Berita Bali

Kasus Ratusan Siswa Tak Bisa Baca di Buleleng Bali, Diminta Jangan Hanya Salahkan Guru

Evaluasi buku-buku yang telah dibaca siswa belum diketahui bagaimana outcome-nya sehingga dinilai perlu dilakukan penelusuran. 

Ganendra
Ilustrasi guru - Kasus Ratusan Siswa Tak Bisa Baca di Buleleng Bali, Diminta Jangan Hanya Salahkan Guru 

TRIBUN-BALI.COM, DENPASAR – Kasus 400 siswa Sekolah Menengah Pertama (SMP) di Buleleng tak bisa membaca menyedot perhatian semua pihak. Salah satunya, Prof. Dr. Ir. Putu Rumawan Salain. M. Si., IAI selaku Pengamat Pendidikan. 

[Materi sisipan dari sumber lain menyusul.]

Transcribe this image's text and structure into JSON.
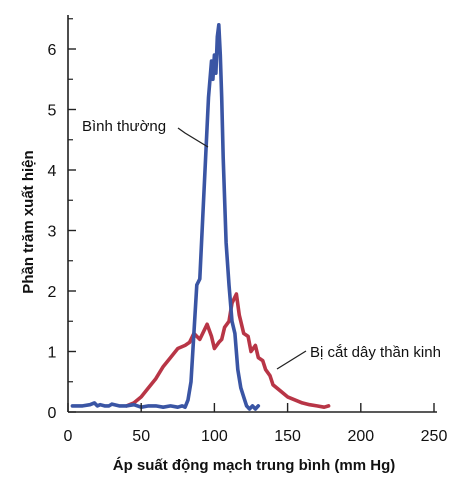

Menurutnya, kasus murid tak bisa baca ini sedikit kontradiktif, sebab pemerintah beberapa tahun yang lalu membangkitkan semangat literasi. 

Melalui semangat literasi itu sebenarnya diharapkan minat membaca meningkat dan minat memiliki buku juga meningkat. 

“Sejujurnya kalau saya lihat di Kota Denpasar anak-anak SMP itu mendapat bagian buku dari sekolahnya. Nah, itu berapa persen yang membaca dan apa saja yang dibaca itu belum pernah terjadi evaluasinya. Yang jelas bahwa pemerintah menyiapkan buku, memberi pinjaman pada anak-anak atau membeli tidak pernah kita evaluasi kecuali ulangan ya. Kalau ujian-ujian itu saja yang dipakai sehingga mereka kan belajarnya karena kepentingan itu,” jelasnya, Kamis 24 April 2025. 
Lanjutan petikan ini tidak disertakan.